Priorities change. Now, I’m usually itching to get home at the two-hour mark so that I can see my nine-month-old daughter and play. Working as much as I do and trying to balance spending time with the family and putting in some time on the bike has been about as eye-opening as any aspect of being a father. I have a completely renewed and profound sense of admiration and respect for my friends that are fathers and mothers who still do all the things they find time to squeeze into the day.
While it won’t be 100 miles, the Trek 100 means more than a normal ride simply for the cause that it supports. Like Less Cancer, the MACC Fund has ambitious goals in battle childhood cancer and cancer-related blood disorders. The MACC Fund has now raised $65 million since it was formally founded in 1976. Since then, the organization has played a vital role in increasing childhood cancer survival rates from 20% back in 1976 to 80%.
It is heartbreaking to think about any parent having to absorb a cancer diagnosis, watch their child go through treatment, and possibly lose their fight against the disease. As tragic as it is, that is the painful reality for too many Americans. Each day, 43 kids are diagnosed with cancer, and cancer remains the number one cause of death among children.

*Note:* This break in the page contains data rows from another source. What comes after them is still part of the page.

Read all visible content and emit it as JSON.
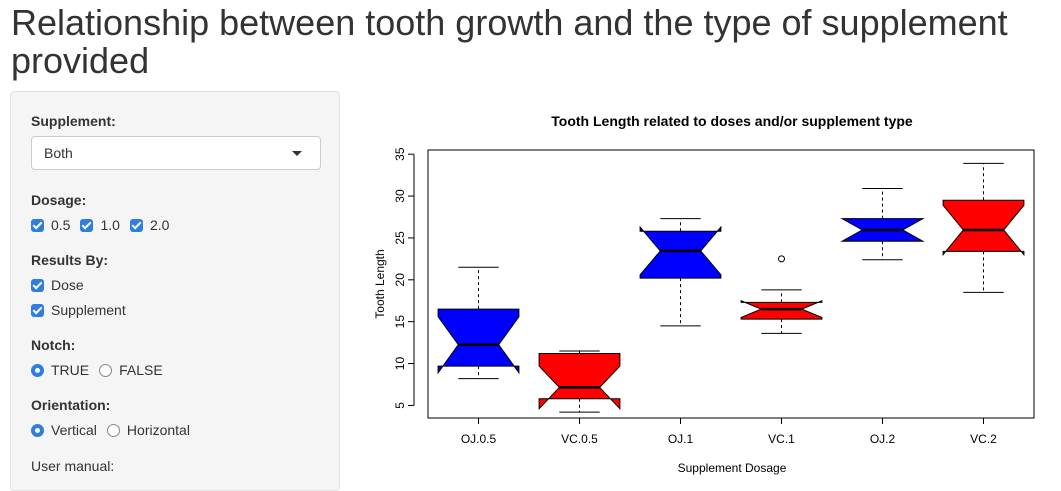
{
  "page": {
    "title": "Relationship between tooth growth and the type of supplement provided"
  },
  "sidebar": {
    "supplement": {
      "label": "Supplement:",
      "selected": "Both"
    },
    "dosage": {
      "label": "Dosage:",
      "options": [
        {
          "label": "0.5",
          "checked": true
        },
        {
          "label": "1.0",
          "checked": true
        },
        {
          "label": "2.0",
          "checked": true
        }
      ]
    },
    "results_by": {
      "label": "Results By:",
      "options": [
        {
          "label": "Dose",
          "checked": true
        },
        {
          "label": "Supplement",
          "checked": true
        }
      ]
    },
    "notch": {
      "label": "Notch:",
      "options": [
        {
          "label": "TRUE",
          "selected": true
        },
        {
          "label": "FALSE",
          "selected": false
        }
      ]
    },
    "orientation": {
      "label": "Orientation:",
      "options": [
        {
          "label": "Vertical",
          "selected": true
        },
        {
          "label": "Horizontal",
          "selected": false
        }
      ]
    },
    "user_manual": {
      "label": "User manual:"
    }
  },
  "colors": {
    "oj": "#0000ff",
    "vc": "#ff0000",
    "accent": "#2f7de1"
  },
  "chart_data": {
    "type": "boxplot",
    "title": "Tooth Length related to doses and/or supplement type",
    "xlabel": "Supplement Dosage",
    "ylabel": "Tooth Length",
    "ylim": [
      3.5,
      35.5
    ],
    "yticks": [
      5,
      10,
      15,
      20,
      25,
      30,
      35
    ],
    "notch": true,
    "boxes": [
      {
        "label": "OJ.0.5",
        "color": "oj",
        "whisker_low": 8.2,
        "q1": 9.7,
        "median": 12.25,
        "q3": 16.5,
        "whisker_high": 21.5,
        "notch_low": 8.9,
        "notch_high": 15.6,
        "outliers": []
      },
      {
        "label": "VC.0.5",
        "color": "vc",
        "whisker_low": 4.2,
        "q1": 5.8,
        "median": 7.15,
        "q3": 11.2,
        "whisker_high": 11.5,
        "notch_low": 4.6,
        "notch_high": 9.7,
        "outliers": []
      },
      {
        "label": "OJ.1",
        "color": "oj",
        "whisker_low": 14.5,
        "q1": 20.2,
        "median": 23.45,
        "q3": 25.8,
        "whisker_high": 27.3,
        "notch_low": 20.6,
        "notch_high": 26.3,
        "outliers": []
      },
      {
        "label": "VC.1",
        "color": "vc",
        "whisker_low": 13.6,
        "q1": 15.3,
        "median": 16.5,
        "q3": 17.3,
        "whisker_high": 18.8,
        "notch_low": 15.5,
        "notch_high": 17.5,
        "outliers": [
          22.5
        ]
      },
      {
        "label": "OJ.2",
        "color": "oj",
        "whisker_low": 22.4,
        "q1": 24.6,
        "median": 25.95,
        "q3": 27.3,
        "whisker_high": 30.9,
        "notch_low": 24.6,
        "notch_high": 27.3,
        "outliers": []
      },
      {
        "label": "VC.2",
        "color": "vc",
        "whisker_low": 18.5,
        "q1": 23.4,
        "median": 25.95,
        "q3": 29.5,
        "whisker_high": 33.9,
        "notch_low": 23.0,
        "notch_high": 28.9,
        "outliers": []
      }
    ]
  }
}
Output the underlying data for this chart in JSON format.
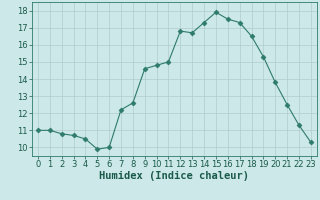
{
  "x": [
    0,
    1,
    2,
    3,
    4,
    5,
    6,
    7,
    8,
    9,
    10,
    11,
    12,
    13,
    14,
    15,
    16,
    17,
    18,
    19,
    20,
    21,
    22,
    23
  ],
  "y": [
    11.0,
    11.0,
    10.8,
    10.7,
    10.5,
    9.9,
    10.0,
    12.2,
    12.6,
    14.6,
    14.8,
    15.0,
    16.8,
    16.7,
    17.3,
    17.9,
    17.5,
    17.3,
    16.5,
    15.3,
    13.8,
    12.5,
    11.3,
    10.3
  ],
  "line_color": "#2e7b6a",
  "marker": "D",
  "marker_size": 2.5,
  "bg_color": "#cce8e8",
  "grid_color": "#b0cccc",
  "xlabel": "Humidex (Indice chaleur)",
  "xlim": [
    -0.5,
    23.5
  ],
  "ylim": [
    9.5,
    18.5
  ],
  "yticks": [
    10,
    11,
    12,
    13,
    14,
    15,
    16,
    17,
    18
  ],
  "xticks": [
    0,
    1,
    2,
    3,
    4,
    5,
    6,
    7,
    8,
    9,
    10,
    11,
    12,
    13,
    14,
    15,
    16,
    17,
    18,
    19,
    20,
    21,
    22,
    23
  ],
  "tick_label_color": "#1a5a4a",
  "spine_color": "#2e7b6a",
  "font_size": 6.0,
  "xlabel_fontsize": 7.5
}
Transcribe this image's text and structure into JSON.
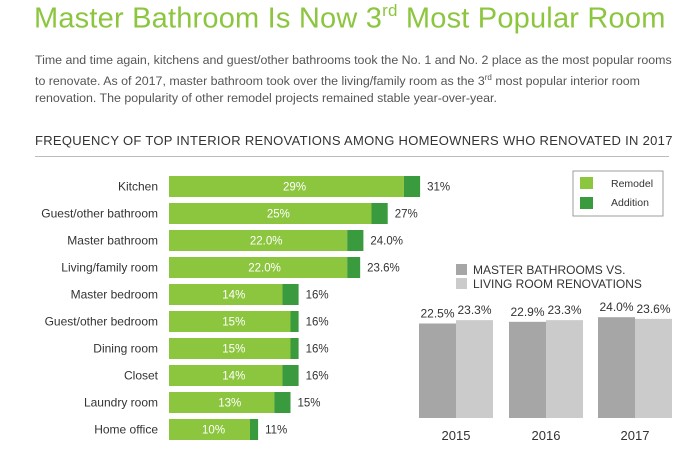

It needs more support, too. Of the $6.56 billion invested into the National Cancer Institute by the federal government, just 4% is spent researching child-specific cancer types. That leaves millions of American children at risk of slow or inaccurate diagnosis and treatment options that may not be designed to combat their specific type of cancer effectively.
This year, the MACC Fund is looking to raise over $1,000,000 to fight childhood cancer and put a dent into the budget shortfalls facing childhood cancer researchers. If it makes sense for you, consider making a small donation to support my ride and the efforts of our Bell’s Iceman Cometh Challenge team as a part of the Trek 100 here in Traverse City, Michigan.
It’s not about putting in the most miles or going the fastest anymore. For me, and for many riders, it’s about appreciating our simple, beautiful sport and getting back in time to enjoy time with the people we care about. With events like the Trek 100 and the Less Cancer Bike Ride, we have the opportunity to combine riding bikes with doing something for the people we care about and for those who could be in a fight for their lives.